We, therefore, tried to examine the association of combination of the good predictors with odds of spontaneous remission. According to this seven-point scale, each hand was regrouped into those with score 0–3 (n = 72) and 4–7 (n = 58). The scale thus obtained [Figure 2] shows a significant correlation of high score with a better outcome on medical management such that 65.5% (38 out of 58 hands) of those with score ≥4 showing spontaneous remission of the symptoms.

CONCLUSION

It seems reasonable to treat participants of CTS, conservatively for first 10 months after symptom onset, more so when they have four or more out of the seven favorable factors. Based on our data, it would be reasonable to suggest to apply our score (good outcome predictor score) before deciding on the invasive intervention for CTS and also to consider conservative management if the score is ≥4.
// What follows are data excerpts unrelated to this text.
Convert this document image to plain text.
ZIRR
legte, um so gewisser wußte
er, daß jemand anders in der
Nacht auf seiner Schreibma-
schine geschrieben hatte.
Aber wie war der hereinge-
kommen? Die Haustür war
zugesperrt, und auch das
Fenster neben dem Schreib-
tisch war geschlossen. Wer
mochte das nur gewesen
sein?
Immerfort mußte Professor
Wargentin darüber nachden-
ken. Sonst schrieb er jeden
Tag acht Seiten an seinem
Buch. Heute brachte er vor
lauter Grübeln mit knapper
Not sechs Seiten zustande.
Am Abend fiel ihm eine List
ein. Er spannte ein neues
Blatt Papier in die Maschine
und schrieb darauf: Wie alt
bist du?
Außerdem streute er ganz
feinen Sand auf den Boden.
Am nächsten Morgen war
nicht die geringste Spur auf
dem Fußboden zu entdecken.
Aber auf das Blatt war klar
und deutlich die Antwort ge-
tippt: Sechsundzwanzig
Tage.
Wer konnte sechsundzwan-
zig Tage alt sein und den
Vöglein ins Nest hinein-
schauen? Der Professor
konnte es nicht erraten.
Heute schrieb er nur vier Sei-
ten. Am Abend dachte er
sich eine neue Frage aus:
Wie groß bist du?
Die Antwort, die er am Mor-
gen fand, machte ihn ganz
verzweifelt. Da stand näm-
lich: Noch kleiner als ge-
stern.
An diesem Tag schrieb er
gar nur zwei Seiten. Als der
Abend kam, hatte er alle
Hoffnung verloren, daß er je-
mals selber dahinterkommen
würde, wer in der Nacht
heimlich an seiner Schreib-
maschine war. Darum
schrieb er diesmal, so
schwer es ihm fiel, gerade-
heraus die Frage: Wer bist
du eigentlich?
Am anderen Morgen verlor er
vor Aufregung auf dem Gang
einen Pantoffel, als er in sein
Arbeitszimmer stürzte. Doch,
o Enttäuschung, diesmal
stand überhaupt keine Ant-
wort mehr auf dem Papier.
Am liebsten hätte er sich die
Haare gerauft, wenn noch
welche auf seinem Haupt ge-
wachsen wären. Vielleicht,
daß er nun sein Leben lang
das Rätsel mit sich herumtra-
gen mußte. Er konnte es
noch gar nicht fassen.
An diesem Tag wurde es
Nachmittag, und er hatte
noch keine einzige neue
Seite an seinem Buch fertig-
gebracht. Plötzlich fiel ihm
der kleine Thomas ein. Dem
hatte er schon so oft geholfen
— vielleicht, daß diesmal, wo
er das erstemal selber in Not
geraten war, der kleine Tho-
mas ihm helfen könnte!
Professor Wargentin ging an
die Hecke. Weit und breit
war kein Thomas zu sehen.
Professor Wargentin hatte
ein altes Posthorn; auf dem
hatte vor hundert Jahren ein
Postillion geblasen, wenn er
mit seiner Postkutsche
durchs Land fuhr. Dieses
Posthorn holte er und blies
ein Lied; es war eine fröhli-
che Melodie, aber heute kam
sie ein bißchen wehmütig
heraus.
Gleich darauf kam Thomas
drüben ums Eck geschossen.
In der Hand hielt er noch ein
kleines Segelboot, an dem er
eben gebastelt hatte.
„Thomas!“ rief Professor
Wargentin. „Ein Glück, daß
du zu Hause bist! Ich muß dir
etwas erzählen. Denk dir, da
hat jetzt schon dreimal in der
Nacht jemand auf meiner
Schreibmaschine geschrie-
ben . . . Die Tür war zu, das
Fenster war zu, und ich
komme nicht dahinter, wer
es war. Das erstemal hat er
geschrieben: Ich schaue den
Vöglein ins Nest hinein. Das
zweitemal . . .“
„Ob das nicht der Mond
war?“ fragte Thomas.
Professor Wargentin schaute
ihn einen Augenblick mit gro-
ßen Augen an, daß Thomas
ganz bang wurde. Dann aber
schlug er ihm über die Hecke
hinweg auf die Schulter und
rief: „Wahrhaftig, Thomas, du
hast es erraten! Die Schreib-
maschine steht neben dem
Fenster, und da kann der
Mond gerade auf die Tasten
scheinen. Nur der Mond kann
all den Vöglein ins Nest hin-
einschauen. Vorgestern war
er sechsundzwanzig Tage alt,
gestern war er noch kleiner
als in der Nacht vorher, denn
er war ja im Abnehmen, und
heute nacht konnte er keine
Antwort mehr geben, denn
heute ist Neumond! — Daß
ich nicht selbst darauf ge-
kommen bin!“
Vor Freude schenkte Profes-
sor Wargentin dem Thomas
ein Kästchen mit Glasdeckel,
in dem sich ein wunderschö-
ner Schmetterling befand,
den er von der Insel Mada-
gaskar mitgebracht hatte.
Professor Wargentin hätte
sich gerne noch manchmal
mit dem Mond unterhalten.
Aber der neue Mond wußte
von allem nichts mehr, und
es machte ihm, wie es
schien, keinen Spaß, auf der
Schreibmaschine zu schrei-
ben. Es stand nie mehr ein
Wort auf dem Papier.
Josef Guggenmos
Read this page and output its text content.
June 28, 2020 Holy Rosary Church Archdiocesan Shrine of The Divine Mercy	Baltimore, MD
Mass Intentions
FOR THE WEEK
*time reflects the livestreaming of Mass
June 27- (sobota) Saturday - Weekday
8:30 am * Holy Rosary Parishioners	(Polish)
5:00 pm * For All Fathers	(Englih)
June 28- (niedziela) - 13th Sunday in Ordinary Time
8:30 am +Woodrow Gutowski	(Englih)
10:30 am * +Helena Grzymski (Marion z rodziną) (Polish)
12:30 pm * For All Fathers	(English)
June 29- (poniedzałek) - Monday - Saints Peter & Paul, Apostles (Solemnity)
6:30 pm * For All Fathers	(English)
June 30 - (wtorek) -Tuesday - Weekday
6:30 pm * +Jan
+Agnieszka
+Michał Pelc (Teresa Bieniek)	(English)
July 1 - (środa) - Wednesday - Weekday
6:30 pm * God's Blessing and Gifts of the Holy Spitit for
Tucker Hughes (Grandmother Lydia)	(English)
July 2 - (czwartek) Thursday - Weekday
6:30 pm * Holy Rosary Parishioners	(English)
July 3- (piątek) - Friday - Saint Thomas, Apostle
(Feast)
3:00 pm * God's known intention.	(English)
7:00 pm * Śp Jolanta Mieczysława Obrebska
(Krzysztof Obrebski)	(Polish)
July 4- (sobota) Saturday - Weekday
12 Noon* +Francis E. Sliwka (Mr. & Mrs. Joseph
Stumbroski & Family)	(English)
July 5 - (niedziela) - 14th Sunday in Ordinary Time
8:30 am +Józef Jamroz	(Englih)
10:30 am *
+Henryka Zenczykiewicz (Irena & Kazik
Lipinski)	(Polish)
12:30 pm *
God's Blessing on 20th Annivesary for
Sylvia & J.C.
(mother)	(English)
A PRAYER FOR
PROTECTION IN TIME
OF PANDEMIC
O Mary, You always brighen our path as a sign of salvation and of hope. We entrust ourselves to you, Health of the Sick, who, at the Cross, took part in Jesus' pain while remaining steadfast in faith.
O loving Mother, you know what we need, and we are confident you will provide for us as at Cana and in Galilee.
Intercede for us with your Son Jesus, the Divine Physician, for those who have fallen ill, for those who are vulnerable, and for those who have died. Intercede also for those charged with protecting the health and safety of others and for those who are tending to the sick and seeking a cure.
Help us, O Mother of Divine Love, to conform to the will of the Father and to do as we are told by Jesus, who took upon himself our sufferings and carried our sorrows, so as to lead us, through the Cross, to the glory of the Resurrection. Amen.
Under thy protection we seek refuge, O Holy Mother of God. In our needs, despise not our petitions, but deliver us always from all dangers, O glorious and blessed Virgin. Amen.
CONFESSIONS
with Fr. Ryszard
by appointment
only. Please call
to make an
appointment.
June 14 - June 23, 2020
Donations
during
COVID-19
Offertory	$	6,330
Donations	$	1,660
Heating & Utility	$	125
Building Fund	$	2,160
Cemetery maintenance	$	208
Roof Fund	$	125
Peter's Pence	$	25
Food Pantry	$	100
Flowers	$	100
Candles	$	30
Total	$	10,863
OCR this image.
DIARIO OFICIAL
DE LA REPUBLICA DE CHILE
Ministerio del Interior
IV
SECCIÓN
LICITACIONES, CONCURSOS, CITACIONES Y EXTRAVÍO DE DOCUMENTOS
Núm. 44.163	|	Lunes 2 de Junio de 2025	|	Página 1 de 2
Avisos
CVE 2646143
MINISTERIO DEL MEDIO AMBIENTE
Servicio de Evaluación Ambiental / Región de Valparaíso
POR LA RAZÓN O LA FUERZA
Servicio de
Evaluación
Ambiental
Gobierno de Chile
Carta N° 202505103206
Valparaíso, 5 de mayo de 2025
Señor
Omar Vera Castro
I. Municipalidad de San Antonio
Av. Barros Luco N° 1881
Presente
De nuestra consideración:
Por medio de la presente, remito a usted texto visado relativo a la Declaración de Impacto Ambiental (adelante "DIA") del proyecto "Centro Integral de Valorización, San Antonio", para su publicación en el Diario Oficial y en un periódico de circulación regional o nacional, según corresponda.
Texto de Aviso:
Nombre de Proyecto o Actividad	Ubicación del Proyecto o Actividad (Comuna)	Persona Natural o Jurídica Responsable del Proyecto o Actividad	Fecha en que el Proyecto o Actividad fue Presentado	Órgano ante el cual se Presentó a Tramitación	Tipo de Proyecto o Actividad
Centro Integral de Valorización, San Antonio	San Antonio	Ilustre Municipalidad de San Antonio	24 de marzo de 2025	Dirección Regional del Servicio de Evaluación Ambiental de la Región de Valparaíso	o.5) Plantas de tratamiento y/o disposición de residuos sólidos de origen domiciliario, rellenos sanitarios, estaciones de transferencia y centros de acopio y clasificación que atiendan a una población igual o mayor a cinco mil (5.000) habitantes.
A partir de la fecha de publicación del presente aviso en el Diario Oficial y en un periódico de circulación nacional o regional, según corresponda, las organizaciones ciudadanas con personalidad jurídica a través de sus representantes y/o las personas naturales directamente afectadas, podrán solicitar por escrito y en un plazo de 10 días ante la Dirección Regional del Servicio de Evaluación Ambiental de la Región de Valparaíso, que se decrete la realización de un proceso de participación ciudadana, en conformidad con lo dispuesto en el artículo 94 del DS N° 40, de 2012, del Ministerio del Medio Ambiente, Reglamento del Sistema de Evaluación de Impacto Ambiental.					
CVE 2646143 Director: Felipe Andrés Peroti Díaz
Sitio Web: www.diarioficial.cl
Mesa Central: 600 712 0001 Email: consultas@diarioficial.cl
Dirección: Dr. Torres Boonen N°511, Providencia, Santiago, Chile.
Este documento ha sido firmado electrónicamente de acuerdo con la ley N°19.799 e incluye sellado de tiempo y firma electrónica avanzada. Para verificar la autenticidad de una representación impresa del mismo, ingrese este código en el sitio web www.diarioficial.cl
Our study has limitations of being retrospective in nature and having a small sample size. The proposed seven-point scale for calculating chances of spontaneous remission need to be validated in a prospective study with effective blinding.

Financial support and sponsorship

Nil.

Conflicts of interest

There are no conflicts of interest.

Acknowledgment

The authors acknowledge Dr. Richa Nigam, professor, Department of Preventive and Social Medicine and Ms. Jyoti Patil, technologist, for their contributions to this work.